Certes, il y eut un temps, dans la première moitié de ce siècle, où cette catégorie de cultivateurs jouissait d’une certaine aisance, et il était naturel que cette classe, issue de la grande Révolution et tenant avant tout à conserver ce qu’elle avait gagné dans la Révolution, refusât obstinément tout changement, craignant de perdre ce qu’elle avait gagné. Mais, depuis quelque temps, les conditions ont bien changé. Tandis que, dans certaines parties de la France (le Sud-Ouest, par exemple), les cultivateurs de cette catégorie jouissent encore d’un certain bien-être, dans le reste du pays ils se plaignent déjà de la gêne. Ils ne font plus d’économies, et il leur devient difficile d’agrandir leurs propriétés, qui se morcellent continuellement à la suite des partages. En même temps, ils ne trouvent plus de parcelles à louer à des conditions aussi avantageuses qu’auparavant : il leur faut payer aujourd’hui des prix fous pour la location de la terre.

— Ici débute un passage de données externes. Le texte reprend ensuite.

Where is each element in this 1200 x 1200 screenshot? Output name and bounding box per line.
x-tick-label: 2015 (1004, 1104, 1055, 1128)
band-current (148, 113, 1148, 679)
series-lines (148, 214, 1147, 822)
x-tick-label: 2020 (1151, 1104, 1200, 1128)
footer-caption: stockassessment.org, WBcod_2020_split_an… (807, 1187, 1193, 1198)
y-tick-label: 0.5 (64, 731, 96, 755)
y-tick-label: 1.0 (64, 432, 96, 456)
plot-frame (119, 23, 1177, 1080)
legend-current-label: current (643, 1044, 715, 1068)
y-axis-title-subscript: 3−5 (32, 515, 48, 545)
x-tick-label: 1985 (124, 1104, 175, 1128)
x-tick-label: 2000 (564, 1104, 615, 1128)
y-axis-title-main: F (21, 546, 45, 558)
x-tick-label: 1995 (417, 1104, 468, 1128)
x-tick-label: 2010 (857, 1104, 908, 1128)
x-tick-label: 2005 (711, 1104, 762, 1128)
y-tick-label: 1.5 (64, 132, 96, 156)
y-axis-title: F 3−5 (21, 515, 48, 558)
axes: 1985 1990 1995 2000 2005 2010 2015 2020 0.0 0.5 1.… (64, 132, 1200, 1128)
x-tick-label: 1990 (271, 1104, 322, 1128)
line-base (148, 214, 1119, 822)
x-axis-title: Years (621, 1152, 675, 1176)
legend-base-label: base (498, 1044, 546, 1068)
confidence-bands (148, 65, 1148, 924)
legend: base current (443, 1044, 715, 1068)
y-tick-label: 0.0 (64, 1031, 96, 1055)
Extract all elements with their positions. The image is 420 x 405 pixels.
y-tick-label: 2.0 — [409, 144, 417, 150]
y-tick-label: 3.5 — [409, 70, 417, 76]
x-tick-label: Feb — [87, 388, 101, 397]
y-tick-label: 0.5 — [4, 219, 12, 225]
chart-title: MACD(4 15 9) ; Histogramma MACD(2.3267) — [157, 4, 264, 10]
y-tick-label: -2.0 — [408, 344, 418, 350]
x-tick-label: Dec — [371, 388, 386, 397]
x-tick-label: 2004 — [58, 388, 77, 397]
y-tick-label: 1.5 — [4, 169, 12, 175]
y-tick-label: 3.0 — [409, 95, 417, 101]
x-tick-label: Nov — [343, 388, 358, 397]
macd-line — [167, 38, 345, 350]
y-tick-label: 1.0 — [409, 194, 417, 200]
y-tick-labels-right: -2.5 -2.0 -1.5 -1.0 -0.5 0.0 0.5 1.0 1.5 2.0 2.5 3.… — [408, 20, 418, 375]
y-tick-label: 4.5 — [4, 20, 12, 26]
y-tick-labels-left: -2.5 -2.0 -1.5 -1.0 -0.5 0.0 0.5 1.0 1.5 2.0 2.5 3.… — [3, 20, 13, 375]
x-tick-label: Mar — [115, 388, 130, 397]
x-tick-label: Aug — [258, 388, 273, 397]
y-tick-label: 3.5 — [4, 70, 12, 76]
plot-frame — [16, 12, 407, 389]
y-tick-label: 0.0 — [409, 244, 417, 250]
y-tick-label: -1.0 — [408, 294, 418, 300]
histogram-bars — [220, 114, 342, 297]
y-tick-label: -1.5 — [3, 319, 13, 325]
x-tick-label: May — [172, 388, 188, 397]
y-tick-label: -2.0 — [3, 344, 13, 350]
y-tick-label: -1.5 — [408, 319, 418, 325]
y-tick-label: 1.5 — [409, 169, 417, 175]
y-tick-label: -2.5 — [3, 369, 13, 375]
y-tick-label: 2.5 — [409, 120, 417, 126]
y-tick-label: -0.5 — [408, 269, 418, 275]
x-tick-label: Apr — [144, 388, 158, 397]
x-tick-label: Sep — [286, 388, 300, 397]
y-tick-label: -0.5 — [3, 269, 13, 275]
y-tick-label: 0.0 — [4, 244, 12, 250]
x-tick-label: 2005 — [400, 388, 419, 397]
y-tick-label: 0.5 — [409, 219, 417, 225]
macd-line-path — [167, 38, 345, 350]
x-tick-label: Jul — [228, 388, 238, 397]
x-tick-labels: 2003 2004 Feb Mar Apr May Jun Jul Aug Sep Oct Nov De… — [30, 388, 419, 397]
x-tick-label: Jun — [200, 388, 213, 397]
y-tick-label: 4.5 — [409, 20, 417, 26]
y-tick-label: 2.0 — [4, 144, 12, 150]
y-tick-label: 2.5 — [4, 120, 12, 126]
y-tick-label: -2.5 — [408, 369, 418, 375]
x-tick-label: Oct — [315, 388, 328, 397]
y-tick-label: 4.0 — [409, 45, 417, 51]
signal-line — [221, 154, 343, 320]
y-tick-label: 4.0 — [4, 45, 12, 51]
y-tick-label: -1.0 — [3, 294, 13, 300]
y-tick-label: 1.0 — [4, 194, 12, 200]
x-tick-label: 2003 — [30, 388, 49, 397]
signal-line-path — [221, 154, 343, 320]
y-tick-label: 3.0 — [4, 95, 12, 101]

Possédant de petites parcelles disséminées aux quatre coins de la commune, ils ne peuvent pas rendre la culture assez profitable pour subvenir aux charges qui pèsent sur le cultivateur. Le blé rapporte peu de chose, et l’élève du bétail ne laisse qu’un maigre profit.

L’État les écrase d’impôts et la Commune ne les épargne pas non plus : char, cheval, batteuse, engrais, tout est imposé ; les centimes additionnels se chiffrent par des francs, et la liste des impôts devient aussi longue que sous la défunte royauté. Le paysan est redevenu la bête de somme de l’État.